"since 2010 we consumed 1.5 times the production of the planet"
Eugenia Kalnay is a Distinguished University Professor at the University of Maryland (UMD) in the United States, and a member of the Scientific Advisory Board at United Nations.
She was Branch Head at NASA Goddard, and later served for 10 years as the Director of the Environmental Modelling Center within the National Weather Service, where she was instrumental in major improvements in the NWS models' forecasting skill. In 2009, she received the prestigious World Meteorological Organization IMO Prize. Her work on the impact of land use on climate change was chosen by Discovery Magazine as one of the top 100 science results of 2010, and her seminal paper on reanalysis is the most cited paper in all geosciences.
#WeAreClimate talked to her to help you better understand how climate change is affecting us. This is what she said:
What percent of climate change can be associated with human behavior?
- Extreme weather events, like a record snow storm or heat wave, can be produced by either natural variability or by the accumulated impact of the humans (as shown in the graphic) so that they cannot be attributed completely to humans.
So, individual record-breaking weather events may be due about half to humans and the other half to natural variability. But the large trends of global averages (like those shown in the Figure N° 1 and Figure N° 2 below), which shows the global mean temperature since 1880, can only be attributed to the human impact because they are much faster than any climate change previously seen. So, for climate change in large scales, I would say that essentially 100% is due to humans.
Figure 1
Does human factor must be considered, at this stage, inside weather models calculations?
"Not in weather models, because the limit for weather predictions is about 2 weeks, and the human impact has longer time scales.

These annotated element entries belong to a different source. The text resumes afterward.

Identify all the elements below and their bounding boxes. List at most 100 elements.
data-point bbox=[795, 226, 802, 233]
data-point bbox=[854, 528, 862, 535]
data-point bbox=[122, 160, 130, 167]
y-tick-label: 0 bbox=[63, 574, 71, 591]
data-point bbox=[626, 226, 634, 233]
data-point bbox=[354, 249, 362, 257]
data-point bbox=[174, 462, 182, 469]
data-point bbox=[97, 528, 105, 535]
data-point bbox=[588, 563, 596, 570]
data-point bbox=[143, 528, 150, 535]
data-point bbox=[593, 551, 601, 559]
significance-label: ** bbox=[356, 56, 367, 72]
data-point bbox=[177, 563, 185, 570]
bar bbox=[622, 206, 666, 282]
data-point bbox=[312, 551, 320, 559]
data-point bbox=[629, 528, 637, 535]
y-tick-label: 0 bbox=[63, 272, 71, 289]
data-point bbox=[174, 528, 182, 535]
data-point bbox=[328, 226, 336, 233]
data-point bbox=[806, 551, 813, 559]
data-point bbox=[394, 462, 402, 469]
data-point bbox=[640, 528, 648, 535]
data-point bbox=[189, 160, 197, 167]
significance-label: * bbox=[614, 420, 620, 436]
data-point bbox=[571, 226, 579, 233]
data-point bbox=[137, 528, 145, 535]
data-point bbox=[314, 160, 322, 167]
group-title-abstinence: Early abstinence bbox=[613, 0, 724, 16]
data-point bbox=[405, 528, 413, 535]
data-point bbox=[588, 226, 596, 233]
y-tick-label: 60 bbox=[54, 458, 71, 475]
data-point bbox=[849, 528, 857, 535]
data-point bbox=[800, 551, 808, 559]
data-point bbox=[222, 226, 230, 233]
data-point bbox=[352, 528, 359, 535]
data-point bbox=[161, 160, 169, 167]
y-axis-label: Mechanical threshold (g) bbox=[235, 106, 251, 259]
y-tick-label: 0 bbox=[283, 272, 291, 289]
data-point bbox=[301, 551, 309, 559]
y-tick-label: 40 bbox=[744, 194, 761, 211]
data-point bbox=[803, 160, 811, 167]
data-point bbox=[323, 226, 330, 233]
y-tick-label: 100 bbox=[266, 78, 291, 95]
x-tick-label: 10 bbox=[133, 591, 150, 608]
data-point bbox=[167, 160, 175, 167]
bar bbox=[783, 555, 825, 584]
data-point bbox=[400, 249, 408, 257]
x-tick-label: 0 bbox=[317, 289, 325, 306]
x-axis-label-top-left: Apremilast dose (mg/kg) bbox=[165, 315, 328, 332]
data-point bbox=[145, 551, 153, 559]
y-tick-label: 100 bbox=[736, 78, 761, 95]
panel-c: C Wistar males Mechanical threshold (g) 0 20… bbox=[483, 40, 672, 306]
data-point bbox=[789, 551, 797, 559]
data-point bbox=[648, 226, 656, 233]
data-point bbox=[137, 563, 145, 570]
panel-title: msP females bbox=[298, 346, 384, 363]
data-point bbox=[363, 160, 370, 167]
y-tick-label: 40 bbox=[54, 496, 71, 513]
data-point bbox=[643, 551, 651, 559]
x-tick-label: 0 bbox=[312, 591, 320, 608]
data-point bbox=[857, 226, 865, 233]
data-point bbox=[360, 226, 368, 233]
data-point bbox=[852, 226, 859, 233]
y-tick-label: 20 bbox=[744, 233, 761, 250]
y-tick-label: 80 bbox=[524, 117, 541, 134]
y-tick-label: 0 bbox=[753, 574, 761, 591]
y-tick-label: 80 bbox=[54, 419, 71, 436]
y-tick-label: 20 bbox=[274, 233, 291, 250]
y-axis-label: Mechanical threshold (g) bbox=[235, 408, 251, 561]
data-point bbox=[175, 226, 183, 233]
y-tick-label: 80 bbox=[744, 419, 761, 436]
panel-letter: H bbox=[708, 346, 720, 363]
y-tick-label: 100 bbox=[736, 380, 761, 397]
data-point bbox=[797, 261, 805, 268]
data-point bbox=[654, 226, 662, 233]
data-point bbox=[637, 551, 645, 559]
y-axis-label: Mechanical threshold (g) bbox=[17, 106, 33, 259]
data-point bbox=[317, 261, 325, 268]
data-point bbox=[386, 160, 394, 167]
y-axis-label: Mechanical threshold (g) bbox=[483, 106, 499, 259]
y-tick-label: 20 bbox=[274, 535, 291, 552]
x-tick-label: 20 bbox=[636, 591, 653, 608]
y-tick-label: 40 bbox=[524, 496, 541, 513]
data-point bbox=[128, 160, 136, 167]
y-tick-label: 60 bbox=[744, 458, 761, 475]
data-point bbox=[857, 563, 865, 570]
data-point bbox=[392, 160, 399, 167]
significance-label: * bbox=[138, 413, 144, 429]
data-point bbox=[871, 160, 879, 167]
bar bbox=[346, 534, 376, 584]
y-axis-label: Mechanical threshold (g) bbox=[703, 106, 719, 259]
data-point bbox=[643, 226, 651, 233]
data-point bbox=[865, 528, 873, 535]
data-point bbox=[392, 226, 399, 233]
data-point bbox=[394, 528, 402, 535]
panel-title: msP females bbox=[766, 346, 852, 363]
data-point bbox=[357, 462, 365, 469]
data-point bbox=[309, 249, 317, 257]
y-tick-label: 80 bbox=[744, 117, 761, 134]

So the human impact (such as the increase of greenhouse gases produced by human use of fossil fuels) should be included in weather models but it is not necessary to include the human system (i.e., to couple a full model of the human factors with the atmosphere, ocean and land models).
Figure 2
By contrast, in climate change models like the ones used in the IPCC, and models predicting long term changes (a decade or longer), it is essential to include a human model that interacts with the Earth System model, including the two-way feedbacks that take place in reality.
For example, the figure N° 2 above, shows that over the last 10,000 years, the major greenhouse gases (CO2, methane and nitrous oxide) have increased proportionally to the human population, which clearly shows that the population is the driver of their increased emissions.
This is particularly true after 1950, when the introduction of the Haber-Bosch nitrogen fertilization started the industrial agriculture, including major increases in the use of fossil fuels for not just fertilization, but also, in pesticides, irrigation, and mechanization (this is called the Green Revolution).
From 1950 to 1984, the production of grains increased by 250%, and the population doubled. Currently the IPCC models used to predict climate change do not have feedbacks to and from the population, which is obtained from projections made by the UN (i.,e., tables without feedbacks). This necessarily leads to erroneous results."
Which is the outlook you imagine in case that CO2 emissions stay at the current rate?
- An important part of the problem should come especially from big corporations (very far nowadays). But beyond that, do you believe that a change of habits related to how every citizen consume would help to mitigate this threat?
- This is a very good question! In our paper Human And Nature DYnamical model (HANDY model), we showed with a simple mathematical model that societal collapses (that have taken place hundreds of times since agriculture started about 10,000 years ago), are due to two independent causes: 1) excessive per capita consumption of nature; and 2) Inequality between the rich and the poor.
Since the big corporations are a major contributor to inequality, both within countries and between countries, they certainly contribute in a major way to the huge growth of the total consumption of the natural resources, which can be estimated as the product of the total population and the average GDP/per capita (see Fig. 3 below).
Figure3
You can see that the population and the GDP/capita, since 1950 -when industrial agriculture started, greatly increasing the consumption of fossil fuels and the greenhouse gases- have been growing at 2% each, with a total growth of about 4%. This means that the total consumption of natural resources is doubling every 20 years or so, which is completely unsustainable (since in 2010 we were already consuming ~1.5 times the production of the whole planet).
Unfortunately, the graphic shows very clearly that we are in a very unsustainable state of consumption growth that will inevitably lead to a collapse. It is impossible to predict when the collapse(s) will take place, but it would seem that it will last less than a full century (4 generations).
The impact of excessive consumption of natural resources at a rate much faster than what would be sustainable, is even more important than the impact of climate change itself. As Univerity of Maryland points out: "It is more than just climate change".